Histograms are a feature of the cost-based optimizer (CBO) that allows the Oracle engine to determine how data is distributed within a column. They are most useful for a column that is included in the WHERE clause of SQL and the data distribution is skewed.
Assume a table named PROCESS_QUEUE with one million rows including a column named PROCESSED_FLAG with five distinct values. Also assume a query similar to the following is executed:
SELECT id, serial_number FROM process_queue WHERE processed_flag = ‘N’; SELECT STATEMENT Optimizer=ALL_ROWS (Cost=1087 Card=260363 Bytes=7029801) TABLE ACCESS (FULL) OF ‘PROCESS_QUEUE’ (TABLE) (Cost=1087 Card=260363 Bytes=7029801)

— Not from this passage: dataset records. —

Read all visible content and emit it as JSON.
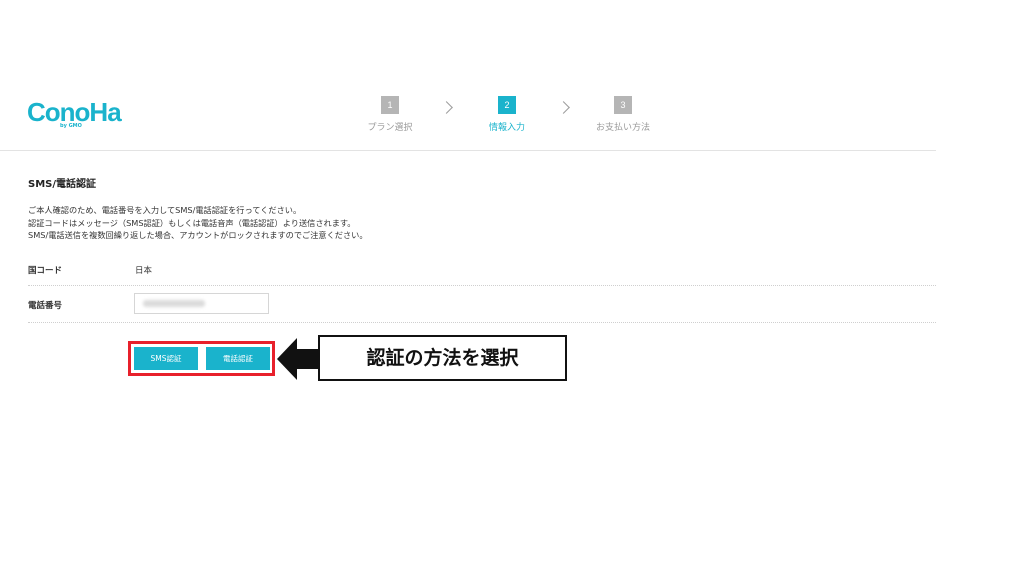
{
  "logo": {
    "brand": "ConoHa",
    "sub": "by GMO"
  },
  "steps": [
    {
      "num": "1",
      "label": "プラン選択",
      "active": false
    },
    {
      "num": "2",
      "label": "情報入力",
      "active": true
    },
    {
      "num": "3",
      "label": "お支払い方法",
      "active": false
    }
  ],
  "section": {
    "title": "SMS/電話認証",
    "description": [
      "ご本人確認のため、電話番号を入力してSMS/電話認証を行ってください。",
      "認証コードはメッセージ（SMS認証）もしくは電話音声（電話認証）より送信されます。",
      "SMS/電話送信を複数回繰り返した場合、アカウントがロックされますのでご注意ください。"
    ]
  },
  "form": {
    "country_label": "国コード",
    "country_value": "日本",
    "phone_label": "電話番号",
    "phone_value": ""
  },
  "buttons": {
    "sms": "SMS認証",
    "phone": "電話認証"
  },
  "annotation": {
    "callout": "認証の方法を選択",
    "highlight_color": "#e8202b"
  },
  "colors": {
    "accent": "#1ab3cc",
    "step_inactive": "#b5b5b5"
  }
}
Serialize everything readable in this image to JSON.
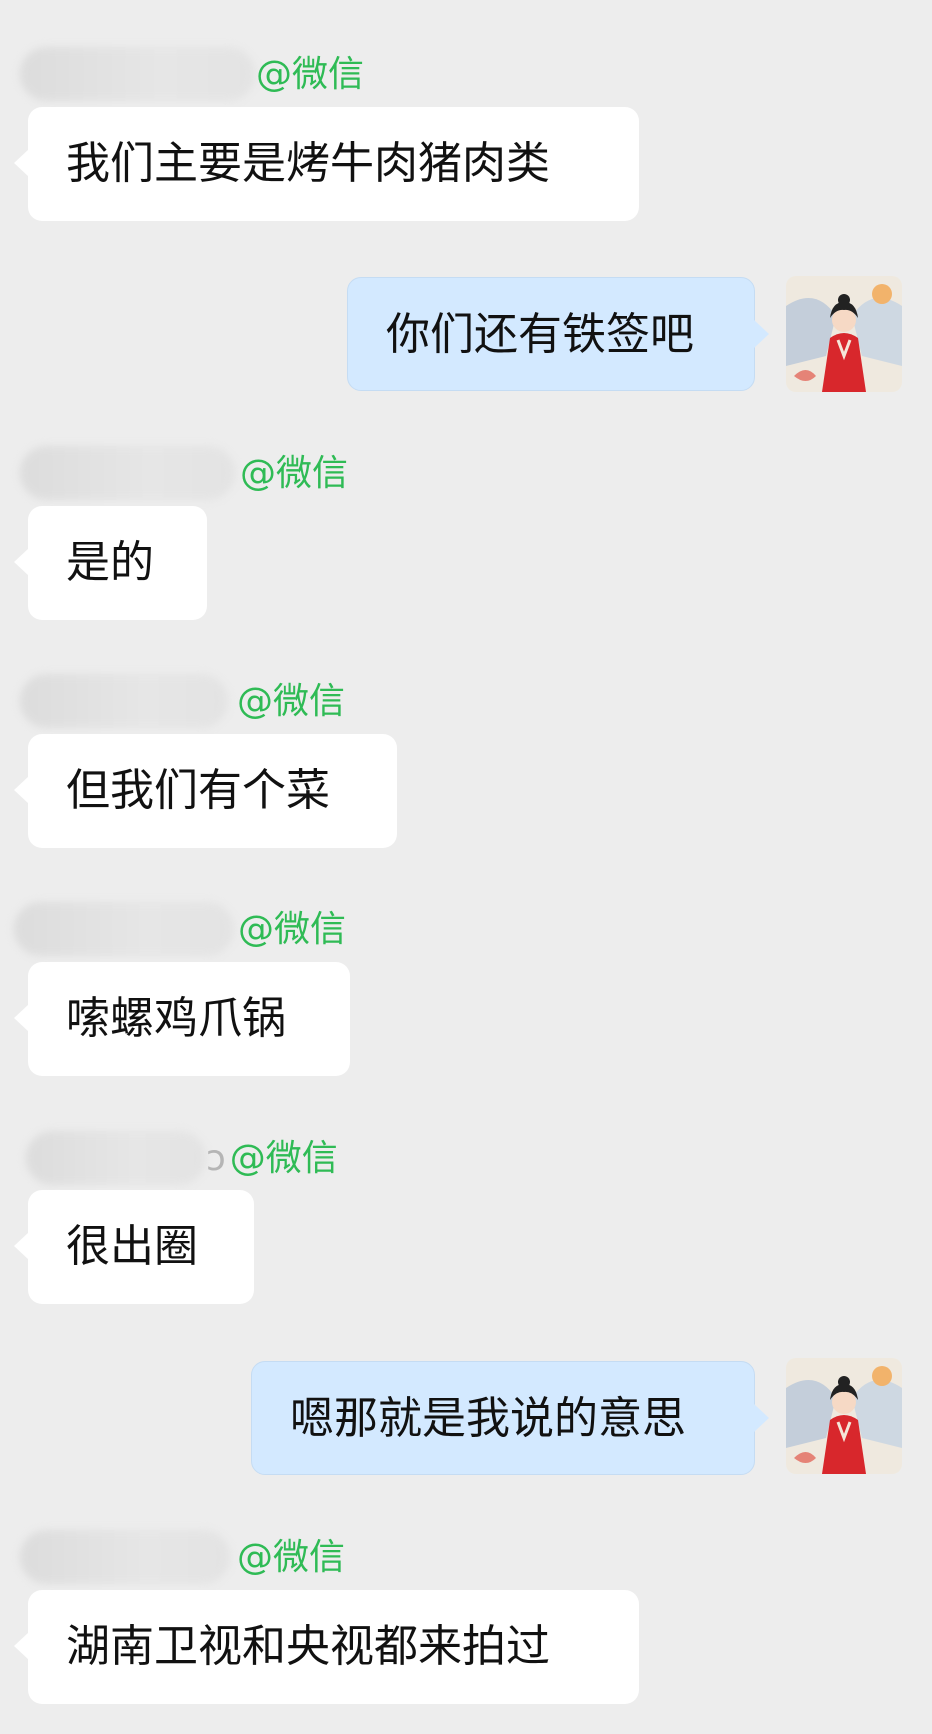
{
  "messages": [
    {
      "side": "in",
      "tag_prefix": "",
      "tag": "@微信",
      "text": "我们主要是烤牛肉猪肉类"
    },
    {
      "side": "out",
      "text": "你们还有铁签吧"
    },
    {
      "side": "in",
      "tag_prefix": "",
      "tag": "@微信",
      "text": "是的"
    },
    {
      "side": "in",
      "tag_prefix": "",
      "tag": "@微信",
      "text": "但我们有个菜"
    },
    {
      "side": "in",
      "tag_prefix": "",
      "tag": "@微信",
      "text": "嗦螺鸡爪锅"
    },
    {
      "side": "in",
      "tag_prefix": "ɔ",
      "tag": "@微信",
      "text": "很出圈"
    },
    {
      "side": "out",
      "text": "嗯那就是我说的意思"
    },
    {
      "side": "in",
      "tag_prefix": "",
      "tag": "@微信",
      "text": "湖南卫视和央视都来拍过"
    }
  ],
  "avatar_icon": "avatar-woman-red-hanfu",
  "colors": {
    "background": "#ededed",
    "incoming_bubble": "#ffffff",
    "outgoing_bubble": "#d3e9ff",
    "tag_green": "#2fbb55"
  }
}
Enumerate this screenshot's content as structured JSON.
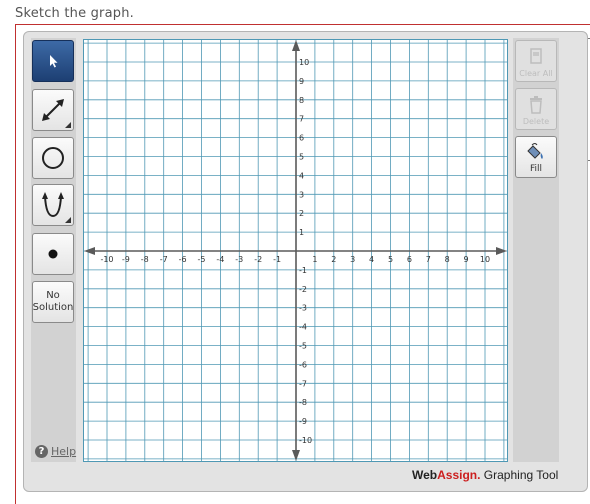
{
  "prompt": "Sketch the graph.",
  "tools": [
    {
      "name": "select",
      "icon": "arrow-pointer-icon",
      "active": true
    },
    {
      "name": "line",
      "icon": "line-segment-icon",
      "active": false
    },
    {
      "name": "circle",
      "icon": "circle-icon",
      "active": false
    },
    {
      "name": "parabola",
      "icon": "parabola-icon",
      "active": false
    },
    {
      "name": "point",
      "icon": "point-icon",
      "active": false
    }
  ],
  "no_solution": {
    "line1": "No",
    "line2": "Solution"
  },
  "help": {
    "icon": "?",
    "label": "Help"
  },
  "actions": {
    "clear_all": {
      "label": "Clear All",
      "icon": "clear-all-icon",
      "enabled": false
    },
    "delete": {
      "label": "Delete",
      "icon": "trash-icon",
      "enabled": false
    },
    "fill": {
      "label": "Fill",
      "icon": "paint-bucket-icon",
      "enabled": true
    }
  },
  "graph": {
    "x_range": [
      -11,
      11
    ],
    "y_range": [
      -11,
      11
    ],
    "tick_labels_x": [
      -10,
      -9,
      -8,
      -7,
      -6,
      -5,
      -4,
      -3,
      -2,
      -1,
      1,
      2,
      3,
      4,
      5,
      6,
      7,
      8,
      9,
      10
    ],
    "tick_labels_y": [
      10,
      9,
      8,
      7,
      6,
      5,
      4,
      3,
      2,
      1,
      -1,
      -2,
      -3,
      -4,
      -5,
      -6,
      -7,
      -8,
      -9,
      -10
    ]
  },
  "branding": {
    "web": "Web",
    "assign": "Assign.",
    "tail": " Graphing Tool",
    "accent_color": "#cc1f1f"
  },
  "colors": {
    "grid": "#4f98b4",
    "axis": "#5a5a5a",
    "active_tool": "#2b5590"
  }
}
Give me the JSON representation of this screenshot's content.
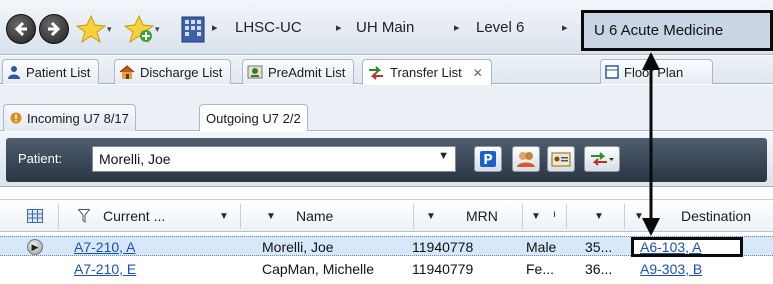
{
  "navbar": {
    "breadcrumbs": [
      "LHSC-UC",
      "UH Main",
      "Level 6"
    ],
    "current": "U 6 Acute Medicine"
  },
  "tabs": [
    {
      "label": "Patient List",
      "icon": "person-icon"
    },
    {
      "label": "Discharge List",
      "icon": "home-icon"
    },
    {
      "label": "PreAdmit List",
      "icon": "preadmit-icon"
    },
    {
      "label": "Transfer List",
      "icon": "transfer-icon",
      "close": "✕"
    },
    {
      "label": "Floor Plan",
      "icon": "floorplan-icon"
    }
  ],
  "subtabs": [
    {
      "label": "Incoming U7 8/17",
      "icon": "warning-icon"
    },
    {
      "label": "Outgoing U7 2/2"
    }
  ],
  "patient_bar": {
    "label": "Patient:",
    "selected": "Morelli, Joe"
  },
  "grid": {
    "columns": [
      "Current ...",
      "Name",
      "MRN",
      "Destination"
    ],
    "rows": [
      {
        "current": "A7-210, A",
        "name": "Morelli, Joe",
        "mrn": "11940778",
        "sex": "Male",
        "age": "35...",
        "destination": "A6-103, A"
      },
      {
        "current": "A7-210, E",
        "name": "CapMan, Michelle",
        "mrn": "11940779",
        "sex": "Fe...",
        "age": "36...",
        "destination": "A9-303, B"
      }
    ]
  },
  "colors": {
    "nav_bg": "#dbe3ec",
    "toolbar_dark": "#2b3644",
    "link": "#1a4fc0",
    "selected_row": "#d6e8fa",
    "annotation": "#0a0a0a"
  }
}
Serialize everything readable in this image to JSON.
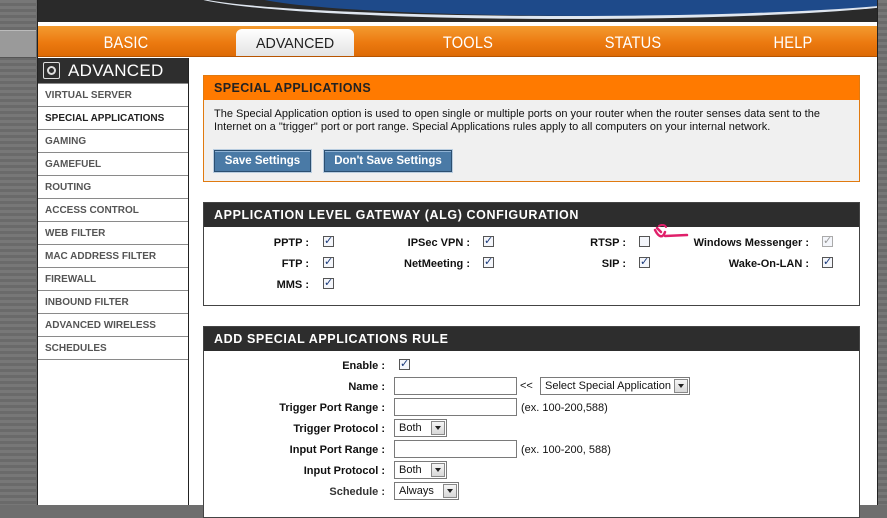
{
  "nav": {
    "tabs": [
      {
        "label": "BASIC"
      },
      {
        "label": "ADVANCED"
      },
      {
        "label": "TOOLS"
      },
      {
        "label": "STATUS"
      },
      {
        "label": "HELP"
      }
    ],
    "active": "ADVANCED"
  },
  "sidebar": {
    "title": "ADVANCED",
    "items": [
      {
        "label": "VIRTUAL SERVER"
      },
      {
        "label": "SPECIAL APPLICATIONS"
      },
      {
        "label": "GAMING"
      },
      {
        "label": "GAMEFUEL"
      },
      {
        "label": "ROUTING"
      },
      {
        "label": "ACCESS CONTROL"
      },
      {
        "label": "WEB FILTER"
      },
      {
        "label": "MAC ADDRESS FILTER"
      },
      {
        "label": "FIREWALL"
      },
      {
        "label": "INBOUND FILTER"
      },
      {
        "label": "ADVANCED WIRELESS"
      },
      {
        "label": "SCHEDULES"
      }
    ],
    "active_item": "SPECIAL APPLICATIONS"
  },
  "special_apps": {
    "title": "SPECIAL APPLICATIONS",
    "description": "The Special Application option is used to open single or multiple ports on your router when the router senses data sent to the Internet on a \"trigger\" port or port range. Special Applications rules apply to all computers on your internal network.",
    "save_label": "Save Settings",
    "dont_save_label": "Don't Save Settings"
  },
  "alg": {
    "title": "APPLICATION LEVEL GATEWAY (ALG) CONFIGURATION",
    "items": [
      {
        "label": "PPTP :",
        "checked": true
      },
      {
        "label": "IPSec VPN :",
        "checked": true
      },
      {
        "label": "RTSP :",
        "checked": false
      },
      {
        "label": "Windows Messenger :",
        "checked": true,
        "disabled": true
      },
      {
        "label": "FTP :",
        "checked": true
      },
      {
        "label": "NetMeeting :",
        "checked": true
      },
      {
        "label": "SIP :",
        "checked": true
      },
      {
        "label": "Wake-On-LAN :",
        "checked": true
      },
      {
        "label": "MMS :",
        "checked": true
      }
    ]
  },
  "rule": {
    "title": "ADD SPECIAL APPLICATIONS RULE",
    "enable_label": "Enable :",
    "enable_checked": true,
    "name_label": "Name :",
    "name_value": "",
    "name_arrow": "<<",
    "app_select": "Select Special Application",
    "trigger_range_label": "Trigger Port Range :",
    "trigger_range_value": "",
    "trigger_range_hint": "(ex. 100-200,588)",
    "trigger_protocol_label": "Trigger Protocol :",
    "trigger_protocol_value": "Both",
    "input_range_label": "Input Port Range :",
    "input_range_value": "",
    "input_range_hint": "(ex. 100-200, 588)",
    "input_protocol_label": "Input Protocol :",
    "input_protocol_value": "Both",
    "schedule_label": "Schedule :",
    "schedule_value": "Always"
  },
  "colors": {
    "nav_orange": "#ee7d12",
    "header_dark": "#2d2d2d",
    "button_blue": "#4a7aa6",
    "annotation_pink": "#e0206a"
  }
}
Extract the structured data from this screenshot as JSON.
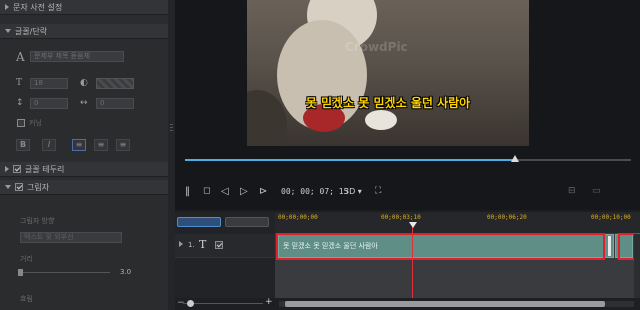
{
  "left_panel": {
    "section_char_preset": "문자 사전 설정",
    "section_font_paragraph": "글꼴/단락",
    "font_family_value": "문제부 제목 돋움체",
    "font_size_value": "18",
    "spacing_value": "0",
    "scale_value": "0",
    "extra_option_label": "커닝",
    "bold_label": "B",
    "italic_label": "I",
    "section_text_border": "글꼴 테두리",
    "section_shadow": "그림자",
    "shadow_type_label": "그림자 방향",
    "shadow_type_value": "텍스트 및 외부선",
    "distance_label": "거리",
    "distance_value": "3.0",
    "blur_label": "흐림"
  },
  "preview": {
    "subtitle_text": "못 믿겠소 못 믿겠소 울던 사람아",
    "watermark": "CrowdPic",
    "progress": 0.74,
    "timecode": "00; 00; 07; 15",
    "mode_label": "3D ▾"
  },
  "timeline": {
    "ruler_labels": [
      "00;00;00;00",
      "00;00;03;10",
      "00;00;06;20",
      "00;00;10;00"
    ],
    "track_number_label": "1.",
    "track_type_glyph": "T",
    "clip_text": "못 믿겠소 못 믿겠소 울던 사람아",
    "zoom_plus": "+",
    "zoom_minus": "−"
  },
  "colors": {
    "accent": "#4fb0e0",
    "subtitle": "#ffd400",
    "clip": "#5e8e86",
    "highlight": "#e0202c",
    "playhead": "#e0303a"
  }
}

Without histograms and only five distinct values, Oracle assumes an even data distribution and would most likely perform a full table scan for this query. With one million rows and five values, Oracle assumes that each value would return 200,000 rows, or 20% of the rows.
However, what if the data for the PROCESSED_FLAG column was skewed:
SELECT processed_flag, COUNT(1) FROM process_queue GROUP BY processed_flag; PROCESSED_FLAG COUNT ——————————- ———- P 24 Y 999345 E 30 S 568 N 33
In this case, ony 33 rows have a value of ‘N’, so there has to be a way to tell Oracle to use the index on the PROCESSED_FLAG column. That is where histograms come into use. A histogram would include data similar to above and allow Oracle to know that only 33 rows would be returned for this query.
To collect histograms for this column, a command similar to the following could be used:
EXECUTE DBMS_STATS.GATHER_TABLE_STATS(user, ‘PROCESS_QUEUE’, method_opt => ‘for columns processed_flag size 5’) SELECT id, serial_number FROM process_queue WHERE processed_flag = ‘N’; SELECT STATEMENT Optimizer=ALL_ROWS (Cost=1 Card=28 Bytes=756) TABLE ACCESS (BY INDEX ROWID) OF ‘PROCESS_QUEUE’ (TABLE) (Cost=1 Card=28 Bytes=756) INDEX (RANGE SCAN) OF ‘PQ_IX1’ (INDEX) (Cost=1 Card=28)
Notes About Histograms
Note 1: Using histograms works best for SQL statements that use literal values. If a statement uses a bind variable, the first time the query is parsed, Oracle will peek at the value of the bind variable and choose a plan accordingly. That same plan will be used until the SQL is reparsed. In this case, if the bind variable was ‘Y’ the first time, Oracle may perform a full table scan for this query no matter what value was passed in from then on. The opposite may also be true. Assume a similar data distribution to above but with 100 distinct values for the PROCESSED_FLAG column. The rows that have a ‘Y’ value are still be 95% of the rows. However, if you used the criteria “WHERE processed_flag=’Y'”, without histograms Oracle may decide to use the index when a full table scan may be a better option.
Note 2: The defaults for the METHOD_OPT parameter changed between Oracle 9i and 10g. In 9i the parameter defaulted to ‘for all columns size 1’ which essentially turns off histograms. The default value in Oracle 10g is ‘for all columns size auto’ which means that Oracle will decide whether or not to collect histograms for a column. In my experience it seems that unneccesary histograms are collected and histogram data is not collected for some columns where it would be useful.
Histograms allow Oracle to make much better performance decisions. The case we discussed in this article is one way that histograms are used and is commonly referred to as “table access method” histograms. Another use for histograms, referred to as “table order join” histograms, is to help Oracle decide the order in which tables will be joined. This helps the CBO know the size of the result sets or “cardinality” to properly determine the correct order in which to do joins.